– То есть, ты разделся, сложил одежду стопочкой на веранде, обернулся и улегся спать на пороге?
– Не хотел никого будить. – Смущенно улыбается он.
– Было бы забавно видеть лицо госпожи Фредлунд, чей участок прилегает к этому. Она и так уже шпионит за территорией потому, что здесь поселились цыгане.
– Это та старушка с биноклем из домика слева? – Задумывается он. – Кажется, она даже присвистнула, увидев мою голую задницу в свете луны.
– Если до сих пор полиция не здесь, значит, свидетелем дальнейшего она не стала. – Театрально утирает и смахивает пот со лба Сара.
Я качаю головой:
– Ну, и шуточки у вас.
Смотрю на Бьорна с деланной укоризной.
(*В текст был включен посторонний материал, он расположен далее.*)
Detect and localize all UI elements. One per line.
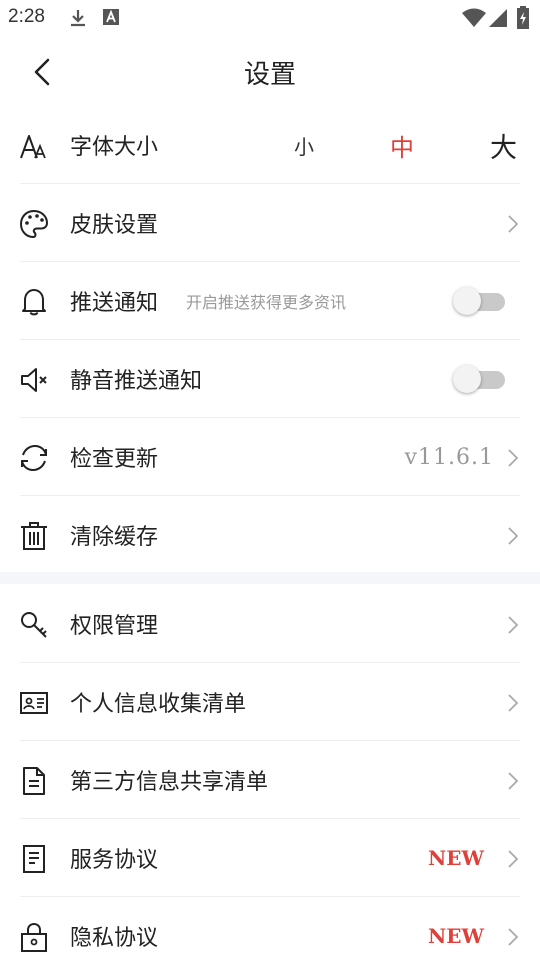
permission-row[interactable]: 权限管理 — [0, 585, 540, 663]
trash-icon — [21, 522, 47, 550]
privacy-agreement-row[interactable]: 隐私协议 NEW — [0, 897, 540, 975]
mute-push-label: 静音推送通知 — [70, 369, 203, 394]
chevron-right-icon — [508, 850, 519, 868]
permission-label: 权限管理 — [70, 614, 159, 639]
document-lines-icon — [23, 845, 45, 873]
id-card-icon — [20, 692, 48, 714]
chevron-right-icon — [508, 215, 519, 233]
service-agreement-label: 服务协议 — [70, 848, 159, 873]
check-update-row[interactable]: 检查更新 v11.6.1 — [0, 418, 540, 496]
chevron-right-icon — [508, 694, 519, 712]
signal-icon — [489, 9, 507, 27]
font-size-icon — [20, 135, 46, 159]
mute-push-row: 静音推送通知 — [0, 340, 540, 418]
header: 设置 — [0, 36, 540, 106]
app-version: v11.6.1 — [404, 444, 494, 470]
personal-info-row[interactable]: 个人信息收集清单 — [0, 663, 540, 741]
palette-icon — [19, 209, 49, 239]
service-agreement-row[interactable]: 服务协议 NEW — [0, 819, 540, 897]
chevron-right-icon — [508, 616, 519, 634]
font-size-medium-option[interactable]: 中 — [390, 128, 414, 163]
clear-cache-label: 清除缓存 — [70, 525, 159, 550]
check-update-label: 检查更新 — [70, 447, 159, 472]
download-icon — [71, 10, 85, 27]
chevron-right-icon — [508, 449, 519, 467]
new-badge: NEW — [428, 846, 484, 870]
third-party-row[interactable]: 第三方信息共享清单 — [0, 741, 540, 819]
lock-icon — [21, 922, 47, 952]
clear-cache-row[interactable]: 清除缓存 — [0, 496, 540, 574]
chevron-right-icon — [508, 772, 519, 790]
new-badge: NEW — [428, 924, 484, 948]
section-separator — [0, 572, 540, 584]
refresh-icon — [21, 444, 47, 472]
page-title: 设置 — [243, 60, 296, 90]
privacy-agreement-label: 隐私协议 — [70, 926, 159, 951]
font-size-small-option[interactable]: 小 — [294, 131, 314, 160]
a-box-icon — [103, 9, 119, 25]
mute-push-toggle[interactable] — [453, 365, 505, 393]
font-size-row: 字体大小 小 中 大 — [0, 106, 540, 184]
mute-icon — [21, 368, 47, 392]
chevron-right-icon — [508, 928, 519, 946]
status-bar: 2:28 — [0, 0, 540, 36]
push-notification-hint: 开启推送获得更多资讯 — [186, 293, 347, 312]
skin-settings-label: 皮肤设置 — [70, 213, 159, 238]
font-size-large-option[interactable]: 大 — [490, 126, 517, 165]
key-icon — [21, 612, 47, 638]
document-icon — [23, 767, 45, 795]
toggle-thumb — [453, 365, 481, 393]
personal-info-label: 个人信息收集清单 — [70, 692, 247, 717]
toggle-thumb — [453, 287, 481, 315]
push-notification-label: 推送通知 — [70, 291, 159, 316]
skin-settings-row[interactable]: 皮肤设置 — [0, 184, 540, 262]
chevron-right-icon — [508, 527, 519, 545]
push-notification-row: 推送通知 开启推送获得更多资讯 — [0, 262, 540, 340]
battery-icon — [517, 6, 529, 29]
bell-icon — [22, 289, 46, 316]
third-party-label: 第三方信息共享清单 — [70, 770, 269, 795]
font-size-label: 字体大小 — [70, 135, 159, 160]
push-notification-toggle[interactable] — [453, 287, 505, 315]
wifi-icon — [462, 8, 486, 27]
status-time: 2:28 — [8, 6, 45, 27]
Он подмигивает мне, и я замечаю грусть в его взгляде.
Надеюсь, он не слышал, о чем мы тут говорили с Сарой до его пробуждения.
– Ну, что? Поедем в больницу? – Отвлекает нас Анна.
– Да. – Кивает Бьорн. – Отец не сказал, все ли с ним в порядке?
– Сообщил, что родители Ульрика повидали сына и только что удалились на завтрак. Их не пустят к нему, пока мы не повидаем больного. Доктор сообщил им, что тому необходимо поспать несколько часов.
– Тогда нам стоит поторопиться. – Говорит Бьорн, возвращаясь на веранду за обувью.
– А я возьму инструменты. – Сообщает Анна, бросаясь наверх.
– Это ее саквояж с цыганскими прибамбасами. – Объясняет Сара. – Хочет, видимо, посмотреть Улле «поглубже». – Вздохнув, она отправляется следом за матерью, окончательно позабыв про бутерброды и кофе, оставшиеся на кухне. – Мне тоже нужно переодеться.
Глядя, как она хромает, пытаясь взобраться по лестнице, я буквально физически ощущаю, как мое сердце обливается кровью от переживаний за нее.
– А кто с Кайей? – Спрашиваю у Бьорна, едва подруга скрывается наверху.
– Ночью меня сменил Бек. – Отвечает он, надевая кроссовки. Входит обратно в дом, запирает дверь. – Отец будет взбешен, но я и так чуть с ума не сошел, мечась между вами. Не хочу потерять ни тебя, ни сестру. – Бьорн достает что-то из кармана джинсов. – Кстати.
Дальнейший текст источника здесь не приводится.